The district court properly granted summary judgment on Harris’s claim that her two-day suspension was motivated by sex discrimination because Harris failed to establish that similarly situated male employees were treated more favorably. See id. at 1124 (concluding that the district court properly granted summary judgment where plaintiff could not demonstrate a prima facie case of discrimination under burden-shifting framework of McDonnell Douglas Corp. v. Green, 411 U.S. 792, 93 S.Ct. 1817, 36 L.Ed.2d 668 (1973)); Vasquez v. County of L.A., 349 F.3d 634, 641 (9th Cir.2003) (“Employees in supervisory positions are generally deemed not to be similarly situated to lower level employees.”).
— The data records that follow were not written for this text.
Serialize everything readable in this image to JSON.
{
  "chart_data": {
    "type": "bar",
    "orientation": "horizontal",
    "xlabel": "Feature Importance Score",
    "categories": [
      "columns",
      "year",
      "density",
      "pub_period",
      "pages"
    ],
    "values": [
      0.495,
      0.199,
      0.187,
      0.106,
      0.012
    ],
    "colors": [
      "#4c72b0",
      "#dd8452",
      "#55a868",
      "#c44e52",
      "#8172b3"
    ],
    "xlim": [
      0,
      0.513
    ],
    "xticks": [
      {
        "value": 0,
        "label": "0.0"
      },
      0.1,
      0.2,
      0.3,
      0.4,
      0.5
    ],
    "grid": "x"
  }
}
The district court properly granted summary judgment on Harris’s claim arising from her non-selection for a position at the Puget Sound Naval Shipyard because she failed to raise a triable issue as to whether the Navy’s reason for not selecting her was pretext for discrimination or retaliation. See Leong, 847 F.3d at 1124-25 (affirming summary judgment where plaintiff did not raise any genuine issues of material fact as to whether employer’s legitimate, nondiscriminatory reason for challenged employment action was pretext for impermissible motive).

The district court properly dismissed Harris’s other discrimination claims because Harris failed to demonstrate that she exhausted her administrative remedies as to those claims. See id. at 1121-22.

Harris’s remaining contentions are unavailing.

AFFIRMED. 
      
       ThiS disposition is not appropriate for publication and is not precedent except as provided by 9th Cir. R. 36-3.